In July 2015, Anne, Princess Royal, attended a thanksgiving service at Peel Cathedral as patron of the development campaign. The service also marked a rebrand: Peel Cathedral was henceforth to be known as Cathedral Isle of Man. The following year, after the mass shooting at Pulse, a nightclub in Orlando, Florida, the cathedral displayed a rainbow flag at a candlelit vigil for the victims, to show solidarity with the LGBT community. The vigil was a quiet, public act in an island town more often associated with motorcycle racing than with cathedral statements. In October 2024, Princess Anne returned for another thanksgiving service, this time for the reordering of the cathedral.
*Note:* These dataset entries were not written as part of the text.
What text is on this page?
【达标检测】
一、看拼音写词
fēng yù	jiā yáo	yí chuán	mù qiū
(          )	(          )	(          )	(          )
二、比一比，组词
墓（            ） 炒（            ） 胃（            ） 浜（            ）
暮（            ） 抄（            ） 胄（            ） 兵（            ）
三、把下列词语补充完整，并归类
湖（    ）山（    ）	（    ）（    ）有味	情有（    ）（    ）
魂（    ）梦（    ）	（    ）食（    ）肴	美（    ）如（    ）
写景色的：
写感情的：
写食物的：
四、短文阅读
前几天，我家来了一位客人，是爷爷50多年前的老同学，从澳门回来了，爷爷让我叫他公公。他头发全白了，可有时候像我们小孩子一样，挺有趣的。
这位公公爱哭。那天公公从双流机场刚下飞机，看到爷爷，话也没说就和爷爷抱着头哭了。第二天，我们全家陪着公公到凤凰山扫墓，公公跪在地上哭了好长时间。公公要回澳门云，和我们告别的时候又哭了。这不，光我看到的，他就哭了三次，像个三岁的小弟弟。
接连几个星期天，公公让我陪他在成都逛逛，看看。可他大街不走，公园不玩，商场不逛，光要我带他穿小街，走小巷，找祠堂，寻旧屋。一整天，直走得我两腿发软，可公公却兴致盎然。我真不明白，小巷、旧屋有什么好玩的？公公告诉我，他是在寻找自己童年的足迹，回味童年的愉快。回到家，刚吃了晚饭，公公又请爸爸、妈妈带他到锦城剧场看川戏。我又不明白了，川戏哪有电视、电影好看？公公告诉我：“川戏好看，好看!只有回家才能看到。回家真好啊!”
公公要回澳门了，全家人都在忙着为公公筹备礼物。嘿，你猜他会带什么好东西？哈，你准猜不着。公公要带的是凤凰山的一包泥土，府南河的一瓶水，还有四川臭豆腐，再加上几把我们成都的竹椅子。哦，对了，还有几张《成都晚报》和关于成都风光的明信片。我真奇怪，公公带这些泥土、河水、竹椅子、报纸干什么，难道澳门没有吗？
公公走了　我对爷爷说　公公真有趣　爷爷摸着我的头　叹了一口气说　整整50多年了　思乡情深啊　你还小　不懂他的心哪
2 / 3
The seating is now fully adaptable for multiple uses, and there is underfloor heating.

Names Beneath the Floor

Beneath the new flagstones of the reordered cathedral floor lie the names and signatures of hundreds of local residents. They wrote them on terracotta tiles in 2024, as part of a time capsule buried during the building's redevelopment. It is the kind of detail that gives the building its present character. Across the harbour on St Patrick's Isle, the medieval cathedral that gave Peel its diocese remains: roofless red sandstone walls, green slate floor open to the wind, walked through each summer by visitors paying castle admission. Walk back across the bridge into town and the new cathedral is a working parish church with a dean, an organ scholar, a chapter of canons, and several hundred living names underfoot. Both belong to Peel. Both belong to one of the smallest dioceses in the Anglican Communion.

From the Air

Peel Cathedral (Cathedral Isle of Man) sits at 54.222°N, 4.691°W in the centre of Peel on the west coast of the Isle of Man, in the parish of German. From 1,500 to 3,000 ft AGL the cathedral appears as a Victorian Gothic Revival church with a square tower among the streets of Peel, distinct from the larger ruined medieval cathedral inside Peel Castle on St Patrick's Isle just to the west. Peel harbour separates the two. Nearest airport is Isle of Man (EGNS) Ronaldsway, about 17 nm to the south-southeast. Approach offers good views west to the Mournes in Northern Ireland in clear conditions.